Predicting Anthropometric Body Composition Variables Using 3D Optical Imaging and Machine Learning

Abstract

Accurate prediction of anthropometric body composition variables, such as Appendicular Lean Mass (ALM), Body Fat Percentage (BFP), and Bone Mineral Density (BMD), is essential for early diagnosis of several chronic diseases. Currently, researchers rely on Dual-Energy X-ray Absorptiometry (DXA) scans to measure these metrics; however, DXA scans are costly and time-consuming. This work proposes an alternative to DXA scans by applying statistical and machine learning models on biomarkers (height, volume, left calf circumference, etc) obtained from 3D optical images. The dataset consists of 847 patients and was sourced from the Penning-ton Biomedical Research Center.

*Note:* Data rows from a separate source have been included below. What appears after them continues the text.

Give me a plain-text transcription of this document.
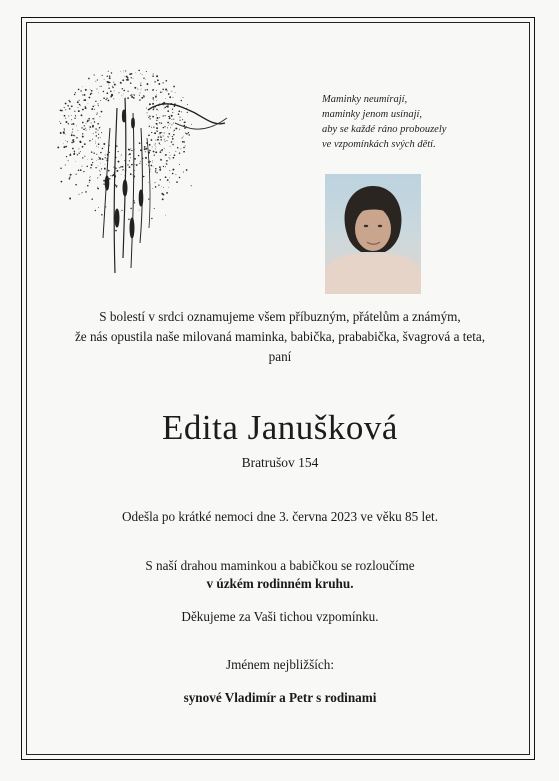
Maminky neumírají,
maminky jenom usínají,
aby se každé ráno probouzely
ve vzpomínkách svých dětí.
S bolestí v srdci oznamujeme všem příbuzným, přátelům a známým,
že nás opustila naše milovaná maminka, babička, prababička, švagrová a teta,
paní
Edita Janušková
Bratrušov 154
Odešla po krátké nemoci dne 3. června 2023 ve věku 85 let.
S naší drahou maminkou a babičkou se rozloučíme
v úzkém rodinném kruhu.
Děkujeme za Vaši tichou vzpomínku.
Jménem nejbližších:
synové Vladimír a Petr s rodinami
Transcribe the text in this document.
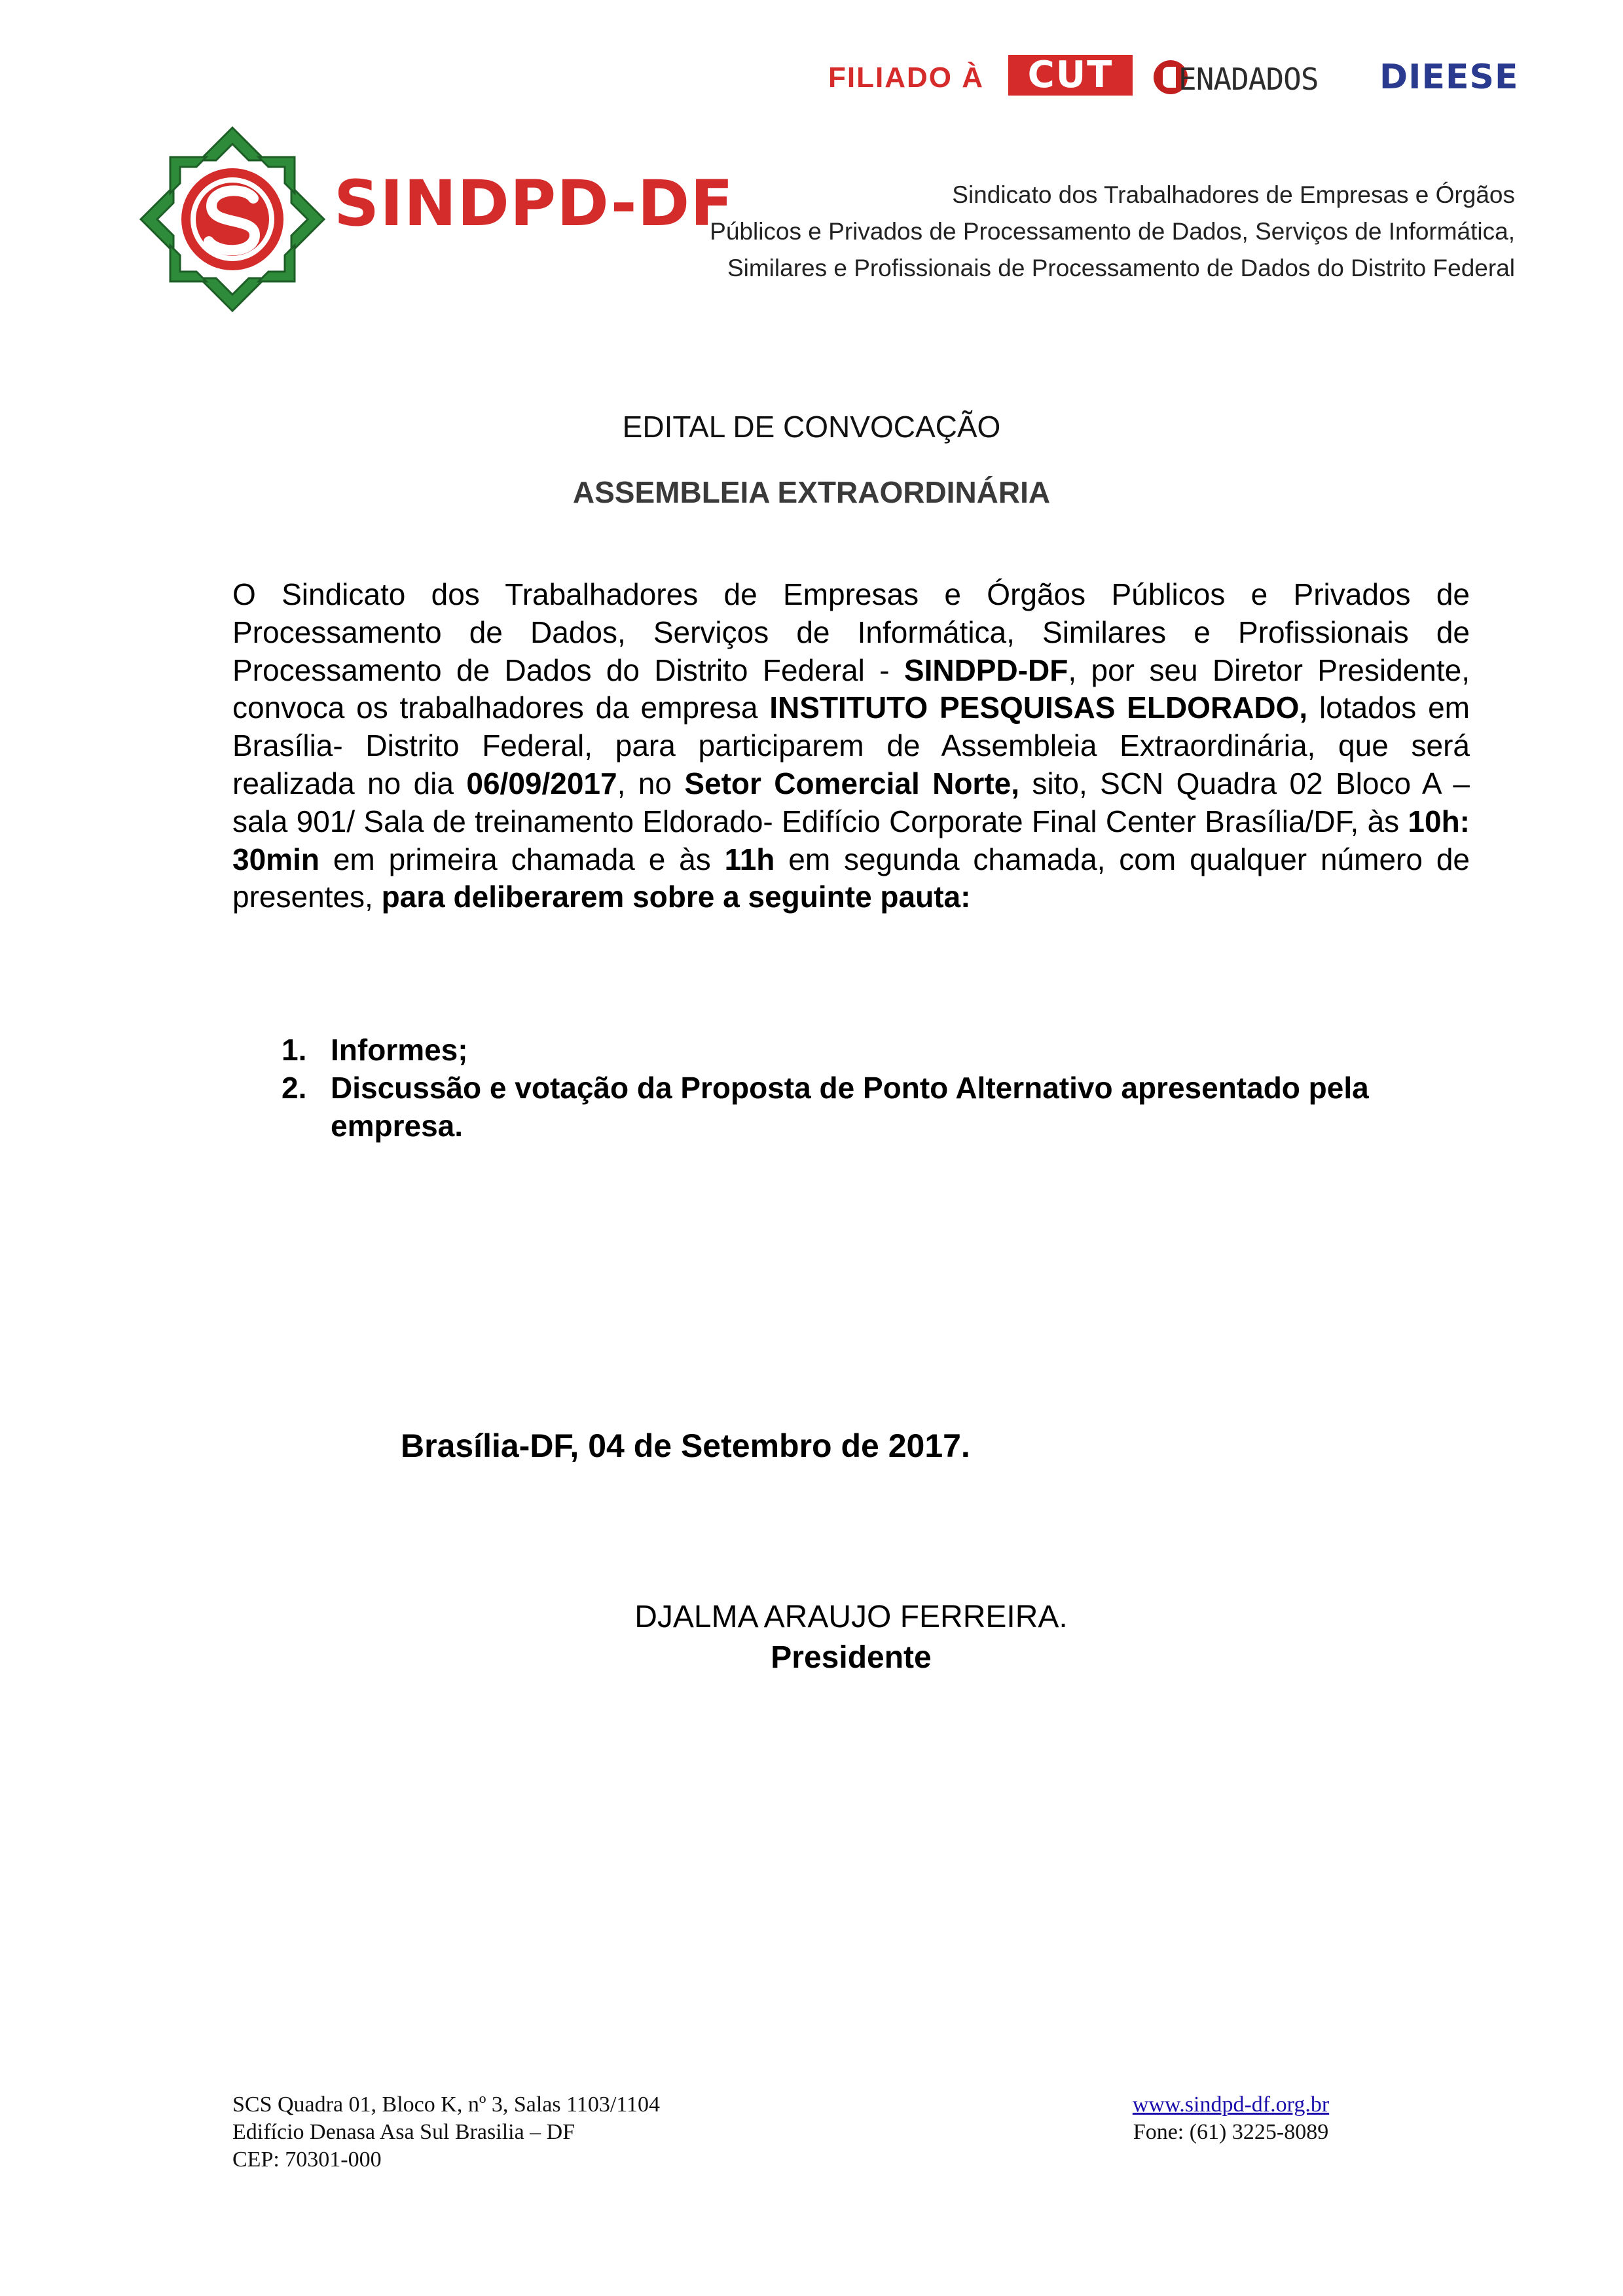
FILIADO À	CUT	ENADADOS DIEESE
SINDPD-DF	Sindicato dos Trabalhadores de Empresas e Órgãos
Públicos e Privados de Processamento de Dados, Serviços de Informática,
Similares e Profissionais de Processamento de Dados do Distrito Federal
EDITAL DE CONVOCAÇÃO
ASSEMBLEIA EXTRAORDINÁRIA
O Sindicato dos Trabalhadores de Empresas e Órgãos Públicos e Privados de Processamento de Dados, Serviços de Informática, Similares e Profissionais de Processamento de Dados do Distrito Federal - SINDPD-DF, por seu Diretor Presidente, convoca os trabalhadores da empresa INSTITUTO PESQUISAS ELDORADO, lotados em Brasília- Distrito Federal, para participarem de Assembleia Extraordinária, que será realizada no dia 06/09/2017, no Setor Comercial Norte, sito, SCN Quadra 02 Bloco A – sala 901/ Sala de treinamento Eldorado- Edifício Corporate Final Center Brasília/DF, às 10h: 30min em primeira chamada e às 11h em segunda chamada, com qualquer número de presentes, para deliberarem sobre a seguinte pauta:
1. Informes;
2. Discussão e votação da Proposta de Ponto Alternativo apresentado pela empresa.
Brasília-DF, 04 de Setembro de 2017.
DJALMA ARAUJO FERREIRA.
Presidente
SCS Quadra 01, Bloco K, nº 3, Salas 1103/1104
Edifício Denasa Asa Sul Brasilia – DF
CEP: 70301-000
www.sindpd-df.org.br
Fone: (61) 3225-8089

Extracting patients' data in healthcare faces many technical challenges and legal restrictions. However, most supervised machine learning algorithms are inherently data-intensive, requiring a large amount of training data. To address this challenge, we compare the standard supervised to a semi-supervised p-Laplacian model, which leverages the limited data by incorporating the unlabeled patient information. To our knowledge, this paper is the first to demonstrate the application of a game-theoretic p-Laplacian model for regression in healthcare. Our p-Laplacian model yielded errors of ∼13% for ALM, ∼10% for BMD, and ∼20% for BFP when the training data accounted for 10 percent of all data. Among the supervised algorithms we implemented, Support Vector Regression (SVR) performed the best for ALM and BMD, yielding errors of ∼8% for both, whereas Least Squares SVR performed the best for BFP with ∼11% error when trained on 80% the data. Our findings position the p-Laplacian model as a promising tool for healthcare applications, particularly in a data-constrained environment with limited labeled data.